Larry Summers Is a Dead Albatross Around Biden’s Neck
Joe Biden might be ready to bid adieu to the era of Milton Friedman, the right-wing economist who was one of the major architects of neoliberalism, but Larry Summers most definitely is not.
In a 2006 New York Times opinion piece written on the occasion of Friedman’s death, Summers wrote, “I feel that I have lost a hero—a man whose success demonstrates that great ideas convincingly advanced can change the lives of people around the world.” Making a small demurral over Friedman’s lack of concern for social justice, Summers aligned himself with the neoliberal thinker’s worldview. “Not so long ago, we were all Keynesians,” Summers wrote. “Equally, any honest Democrat will admit that we are now all Friedmanites.”
Summers was not merely being polite out of respect for a recently departed eminence.

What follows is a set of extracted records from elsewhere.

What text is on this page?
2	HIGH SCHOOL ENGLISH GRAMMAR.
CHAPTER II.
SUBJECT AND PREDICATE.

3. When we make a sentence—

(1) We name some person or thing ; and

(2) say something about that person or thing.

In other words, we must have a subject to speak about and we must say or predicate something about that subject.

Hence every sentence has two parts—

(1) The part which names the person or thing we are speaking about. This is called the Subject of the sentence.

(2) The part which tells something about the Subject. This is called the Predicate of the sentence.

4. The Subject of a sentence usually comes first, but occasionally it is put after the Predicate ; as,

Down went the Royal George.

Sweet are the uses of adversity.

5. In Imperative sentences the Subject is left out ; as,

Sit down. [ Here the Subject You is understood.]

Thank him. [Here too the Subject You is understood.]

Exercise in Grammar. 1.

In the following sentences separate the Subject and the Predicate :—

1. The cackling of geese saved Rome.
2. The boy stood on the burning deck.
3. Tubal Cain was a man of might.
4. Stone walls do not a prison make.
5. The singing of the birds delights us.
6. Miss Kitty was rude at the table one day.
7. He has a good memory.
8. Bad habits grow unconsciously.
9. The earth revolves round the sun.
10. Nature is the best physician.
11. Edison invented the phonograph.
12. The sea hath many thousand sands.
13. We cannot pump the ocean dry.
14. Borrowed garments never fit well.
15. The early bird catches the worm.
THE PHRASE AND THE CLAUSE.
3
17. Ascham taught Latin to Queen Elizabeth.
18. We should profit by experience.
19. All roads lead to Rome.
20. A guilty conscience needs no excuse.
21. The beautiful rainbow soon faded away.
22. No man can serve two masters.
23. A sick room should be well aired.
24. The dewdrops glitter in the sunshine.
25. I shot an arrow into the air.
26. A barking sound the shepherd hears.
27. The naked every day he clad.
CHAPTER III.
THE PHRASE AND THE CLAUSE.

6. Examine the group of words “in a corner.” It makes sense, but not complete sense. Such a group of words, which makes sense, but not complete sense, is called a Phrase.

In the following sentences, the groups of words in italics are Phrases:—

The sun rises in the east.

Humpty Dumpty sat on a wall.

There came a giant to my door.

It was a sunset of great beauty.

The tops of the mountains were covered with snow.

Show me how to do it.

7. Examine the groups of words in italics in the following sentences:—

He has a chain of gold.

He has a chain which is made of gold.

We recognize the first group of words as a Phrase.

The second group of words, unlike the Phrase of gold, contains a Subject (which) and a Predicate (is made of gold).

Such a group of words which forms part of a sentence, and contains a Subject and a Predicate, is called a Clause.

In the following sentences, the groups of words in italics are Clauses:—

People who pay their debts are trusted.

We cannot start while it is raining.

Rather, he was being candid in describing himself as a Friedmanite Democrat, someone who belongs to a left-of-center party but constantly tugs it to the right.
Summers’s Friedmanite politics can be seen in virtually everything he’s done in public life. During the Clinton administration, he opposed the efforts of Asian countries to impose capital controls during the economic crisis of 1997. He also pushed for the repeal of the Glass-Steagall Act, a deregulatory move that allowed commercial banks to run hog wild with risky investments, a major factor in the 2008 economic crash.